Auch Dr. Hans-Peter Klös, Geschäftsführer und Leiter Wissenschaft beim Institut der Deutschen Wirtschaft (IW), gießt beim Thema Digitales und Bürokratieabbau Wasser in den Wein: „Die genannten Vorhaben wie digitaler Staat, schnelleres staatliches Handeln, Planen und Genehmigen, eine agilere und digitalere Verwaltung sowie eine bessere Daseinsvorsorge im ländlichen Raum sind auf der Ebene von Überschriften sehr zu begrüßen – aber: es handelt sich in der Umsetzung um ein administrativ sehr hartes und zudem dickes Brett.“

Energie und ökologischer Umbau

Gabor Steingart

Die Auswirkungen des beschleunigten Umbaus der Energieversorgung auf Preise und Wettbewerbsfähigkeit sowie Versorgungsstabilität sind unsicher. Angesichts des gleichzeitigen Ausstiegs aus Atomenergie und Kohleverstromung, der ablehnenden Haltung gegen Gaslieferungen mit Nordstream 2 sowie den Naturschutz- und Bürgerrechtsimplikationen des massiven Ausbaus von Stromtrassen und Windkraftanlagen sieht der Publizist Gabor Steingart die Grünen „in der energiepolitischen Sackgasse“. Er empfiehlt „dringend das klärende Selbstgespräch: Wer sind sie und wenn ja, wie viele?“

Marc Schattenberg

Kurzfristig wirken steigende Energiekosten und die regulatorische Verkürzung der Nutzungszeiten von Anlagen bereits wie ein negativer Angebotsschock, so Marc Schattenberg von der Deutsche Bank Research. „Das gilt umso mehr, wenn es mittelfristig nicht gelingt, die Chancen für Neuinvestitionen zu nutzen und adäquaten Ersatz zu installieren“, so Schattenberg.

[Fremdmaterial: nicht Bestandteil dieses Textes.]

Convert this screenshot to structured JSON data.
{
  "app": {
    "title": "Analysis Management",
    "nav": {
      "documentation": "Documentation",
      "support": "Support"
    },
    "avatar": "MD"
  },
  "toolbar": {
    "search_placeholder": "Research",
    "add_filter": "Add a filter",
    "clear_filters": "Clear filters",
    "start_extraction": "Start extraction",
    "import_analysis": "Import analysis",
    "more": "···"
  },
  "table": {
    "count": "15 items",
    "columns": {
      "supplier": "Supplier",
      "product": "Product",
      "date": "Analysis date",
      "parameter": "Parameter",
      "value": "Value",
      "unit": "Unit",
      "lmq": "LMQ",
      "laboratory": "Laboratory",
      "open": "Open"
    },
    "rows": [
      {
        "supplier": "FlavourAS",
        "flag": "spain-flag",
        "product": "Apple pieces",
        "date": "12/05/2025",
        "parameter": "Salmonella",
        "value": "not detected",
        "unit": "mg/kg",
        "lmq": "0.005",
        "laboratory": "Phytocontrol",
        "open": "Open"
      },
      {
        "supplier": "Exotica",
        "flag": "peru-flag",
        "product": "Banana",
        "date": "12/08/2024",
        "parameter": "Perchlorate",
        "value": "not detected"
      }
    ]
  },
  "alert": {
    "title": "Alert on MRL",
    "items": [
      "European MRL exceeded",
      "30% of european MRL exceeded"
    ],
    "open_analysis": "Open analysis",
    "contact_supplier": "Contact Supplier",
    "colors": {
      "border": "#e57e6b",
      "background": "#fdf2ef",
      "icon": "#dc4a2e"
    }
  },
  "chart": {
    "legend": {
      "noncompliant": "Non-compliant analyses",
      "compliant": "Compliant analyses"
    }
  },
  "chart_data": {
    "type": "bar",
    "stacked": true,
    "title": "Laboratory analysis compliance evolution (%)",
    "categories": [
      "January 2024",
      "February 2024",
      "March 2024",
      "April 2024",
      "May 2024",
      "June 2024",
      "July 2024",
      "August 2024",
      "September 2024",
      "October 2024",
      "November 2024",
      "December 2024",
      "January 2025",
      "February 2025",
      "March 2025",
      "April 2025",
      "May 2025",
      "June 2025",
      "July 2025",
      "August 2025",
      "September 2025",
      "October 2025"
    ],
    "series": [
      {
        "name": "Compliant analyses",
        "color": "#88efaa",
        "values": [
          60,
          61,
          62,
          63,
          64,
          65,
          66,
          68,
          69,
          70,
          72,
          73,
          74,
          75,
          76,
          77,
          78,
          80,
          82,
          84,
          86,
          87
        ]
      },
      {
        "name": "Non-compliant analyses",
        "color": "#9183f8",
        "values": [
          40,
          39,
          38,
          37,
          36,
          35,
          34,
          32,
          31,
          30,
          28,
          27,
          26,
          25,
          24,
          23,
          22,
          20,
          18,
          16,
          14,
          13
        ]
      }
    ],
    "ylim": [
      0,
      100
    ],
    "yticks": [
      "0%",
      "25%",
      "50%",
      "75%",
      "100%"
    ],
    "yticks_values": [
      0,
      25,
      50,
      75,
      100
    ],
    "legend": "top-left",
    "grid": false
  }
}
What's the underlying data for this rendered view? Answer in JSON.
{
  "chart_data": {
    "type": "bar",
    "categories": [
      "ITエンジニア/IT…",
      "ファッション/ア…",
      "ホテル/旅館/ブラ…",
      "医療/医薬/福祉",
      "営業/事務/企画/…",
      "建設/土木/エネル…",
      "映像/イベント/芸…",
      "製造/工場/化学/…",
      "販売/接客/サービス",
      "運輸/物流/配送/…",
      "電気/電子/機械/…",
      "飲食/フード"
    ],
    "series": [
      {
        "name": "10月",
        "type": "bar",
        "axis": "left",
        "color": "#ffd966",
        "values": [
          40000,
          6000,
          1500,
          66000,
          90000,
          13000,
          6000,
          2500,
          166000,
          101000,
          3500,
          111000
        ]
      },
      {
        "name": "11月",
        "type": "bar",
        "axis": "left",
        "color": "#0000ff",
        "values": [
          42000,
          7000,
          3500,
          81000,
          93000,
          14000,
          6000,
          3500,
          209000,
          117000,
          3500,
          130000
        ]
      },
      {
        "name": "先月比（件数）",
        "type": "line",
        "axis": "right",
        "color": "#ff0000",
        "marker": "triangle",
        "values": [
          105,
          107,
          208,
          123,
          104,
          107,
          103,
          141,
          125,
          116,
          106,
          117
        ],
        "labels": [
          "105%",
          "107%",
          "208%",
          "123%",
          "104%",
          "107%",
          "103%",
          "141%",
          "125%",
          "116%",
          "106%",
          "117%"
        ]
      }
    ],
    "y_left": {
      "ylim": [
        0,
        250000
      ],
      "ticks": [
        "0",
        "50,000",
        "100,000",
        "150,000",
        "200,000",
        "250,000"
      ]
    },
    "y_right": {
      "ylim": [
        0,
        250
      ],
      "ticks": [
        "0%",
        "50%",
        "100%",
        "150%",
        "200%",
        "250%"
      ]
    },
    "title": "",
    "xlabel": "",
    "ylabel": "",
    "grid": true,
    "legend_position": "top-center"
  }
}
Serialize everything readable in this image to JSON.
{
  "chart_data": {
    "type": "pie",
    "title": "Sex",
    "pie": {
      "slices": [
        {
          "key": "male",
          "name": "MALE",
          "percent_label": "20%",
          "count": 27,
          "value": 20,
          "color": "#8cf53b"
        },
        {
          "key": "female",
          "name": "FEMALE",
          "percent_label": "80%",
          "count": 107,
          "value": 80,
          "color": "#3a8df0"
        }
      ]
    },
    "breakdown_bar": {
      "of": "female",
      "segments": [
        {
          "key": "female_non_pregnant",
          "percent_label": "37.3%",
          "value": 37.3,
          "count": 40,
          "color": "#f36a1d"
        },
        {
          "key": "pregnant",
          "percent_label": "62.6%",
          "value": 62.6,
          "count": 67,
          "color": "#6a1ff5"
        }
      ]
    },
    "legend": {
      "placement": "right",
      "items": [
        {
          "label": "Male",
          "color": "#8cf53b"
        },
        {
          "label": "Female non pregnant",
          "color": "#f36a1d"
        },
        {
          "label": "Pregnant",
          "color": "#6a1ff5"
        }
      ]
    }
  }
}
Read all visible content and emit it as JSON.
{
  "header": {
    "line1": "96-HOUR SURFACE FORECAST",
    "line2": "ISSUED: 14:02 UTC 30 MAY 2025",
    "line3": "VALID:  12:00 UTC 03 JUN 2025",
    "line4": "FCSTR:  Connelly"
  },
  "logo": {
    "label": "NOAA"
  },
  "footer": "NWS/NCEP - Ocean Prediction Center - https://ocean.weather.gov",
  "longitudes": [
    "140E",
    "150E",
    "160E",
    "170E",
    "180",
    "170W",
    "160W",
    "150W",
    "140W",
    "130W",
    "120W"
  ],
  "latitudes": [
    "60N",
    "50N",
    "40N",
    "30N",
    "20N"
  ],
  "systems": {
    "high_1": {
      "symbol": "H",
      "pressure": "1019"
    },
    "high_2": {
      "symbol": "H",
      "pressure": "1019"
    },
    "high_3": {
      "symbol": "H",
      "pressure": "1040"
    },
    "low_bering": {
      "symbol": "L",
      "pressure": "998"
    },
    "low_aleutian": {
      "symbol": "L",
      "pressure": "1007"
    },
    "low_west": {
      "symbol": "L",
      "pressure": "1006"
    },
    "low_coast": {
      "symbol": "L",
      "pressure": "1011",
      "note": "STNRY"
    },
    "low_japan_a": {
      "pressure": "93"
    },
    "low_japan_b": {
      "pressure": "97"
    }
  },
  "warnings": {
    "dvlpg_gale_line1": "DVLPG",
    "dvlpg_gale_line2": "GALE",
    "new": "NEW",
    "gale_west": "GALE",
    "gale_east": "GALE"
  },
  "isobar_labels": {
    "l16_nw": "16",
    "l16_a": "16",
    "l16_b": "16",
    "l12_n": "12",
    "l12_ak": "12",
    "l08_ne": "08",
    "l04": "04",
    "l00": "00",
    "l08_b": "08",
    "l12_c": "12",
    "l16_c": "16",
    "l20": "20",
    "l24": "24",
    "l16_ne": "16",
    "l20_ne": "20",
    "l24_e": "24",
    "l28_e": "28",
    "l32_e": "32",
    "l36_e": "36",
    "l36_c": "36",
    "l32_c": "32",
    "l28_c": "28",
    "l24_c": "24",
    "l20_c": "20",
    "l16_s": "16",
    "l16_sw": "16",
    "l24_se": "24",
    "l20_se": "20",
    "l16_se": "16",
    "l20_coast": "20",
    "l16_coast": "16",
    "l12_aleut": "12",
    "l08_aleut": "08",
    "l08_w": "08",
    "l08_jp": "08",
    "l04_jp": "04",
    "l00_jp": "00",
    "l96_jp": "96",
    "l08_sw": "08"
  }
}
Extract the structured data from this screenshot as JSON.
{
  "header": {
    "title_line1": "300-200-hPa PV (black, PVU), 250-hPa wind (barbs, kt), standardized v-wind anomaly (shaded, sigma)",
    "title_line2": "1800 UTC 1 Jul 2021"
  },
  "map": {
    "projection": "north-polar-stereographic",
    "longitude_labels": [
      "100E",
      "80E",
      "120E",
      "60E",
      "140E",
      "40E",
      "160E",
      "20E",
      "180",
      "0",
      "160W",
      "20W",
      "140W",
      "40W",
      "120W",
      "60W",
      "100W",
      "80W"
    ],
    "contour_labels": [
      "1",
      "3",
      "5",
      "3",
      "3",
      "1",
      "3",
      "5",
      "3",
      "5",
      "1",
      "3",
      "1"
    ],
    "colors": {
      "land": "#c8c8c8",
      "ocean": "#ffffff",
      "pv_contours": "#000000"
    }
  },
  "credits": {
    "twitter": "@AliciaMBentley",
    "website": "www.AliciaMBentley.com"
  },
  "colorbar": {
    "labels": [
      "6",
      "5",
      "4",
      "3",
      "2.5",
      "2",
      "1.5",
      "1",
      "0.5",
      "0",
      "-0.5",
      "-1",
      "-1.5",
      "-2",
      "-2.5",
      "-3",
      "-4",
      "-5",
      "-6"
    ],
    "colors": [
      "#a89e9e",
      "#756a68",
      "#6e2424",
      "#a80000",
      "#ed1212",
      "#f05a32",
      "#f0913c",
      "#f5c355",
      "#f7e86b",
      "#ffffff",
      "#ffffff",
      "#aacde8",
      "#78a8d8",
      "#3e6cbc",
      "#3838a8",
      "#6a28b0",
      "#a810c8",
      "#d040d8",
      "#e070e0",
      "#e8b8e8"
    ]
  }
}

Insgesamt werden jedoch die Sondierungsergebnisse in Hinblick auf die Klimapolitik jedoch positiv gesehen. Für Familienunternehmer-Präsident Reinhold von Eben-Worlée „steigt die Hoffnung, dass Klimaschutz und Energiewende nicht zu den befürchteten schweren Schäden in den produzierenden Unternehmen führen.“ Vielmehr werden die Chancen gesehen, dass deutsche Unternehmen eine Vorreiterrolle für nachhaltige Verfahren und Produkte übernehmen könne. Fraglich ist jedoch, ob diese die bereits eintretenden Insolvenzen und Arbeitsplatzverluste im industriellen Sektor, namentlich der Automobilindustrie, werden kompensieren können.

Siegfried Russwurm

Der Bundesverband der Deutschen Industrie (BDI), der heute sein „Wirtschaftspogramm für Klima und Zukunft“ vorgestellt hat, zeigt darin die komplexen und historischen einzigartigen Aufgaben in der Klima-, Energie-, Verkehrs- und Industriepolitik für den Weg zur Klimaneutralität auf. BDI-Präsident Siegfried Russwurm: „Die gute Nachricht: Das Ziel Klimaneutralität bis 2045 ist überaus ehrgeizig, technologisch im Prinzip aber machbar“. Doch er warnt: „Wenn wir scheitern würden, würden wir das Erfolgsmodell des Industrielandes Deutschland zerstören und den Wohlstand des ganzen Landes gefährden.“

Dr. Roland Krall

In der Tat gibt es auch mahnende Stimmen, ob der radikale klimapolitische Umbau der Wirtschaft am Ende die Chancen realisiert, die er verspricht. Der Publizist und Volkswirtschaftler Dr. Roland Krall findet in seinem jüngsten Buch „Freiheit oder Untergang“ drastische Worte: „Unsere Gesellschaft ist Gegenstand des ganz großen Experiments geworden, der Entschlossenheit, sie planerisch, quasi wie durch einen Sozial-Ingenieur, nach dem Willen einer selbsternannten freiheits- und marktfeindlichen linken Elite umzugestalten.“ Aufgrund der Erfahrungen des 20. Jahrhunderts könne man bereits heute mit Sicherheit sagen, dass dieses Experiment in Tränen enden wird, befürchtet Krall.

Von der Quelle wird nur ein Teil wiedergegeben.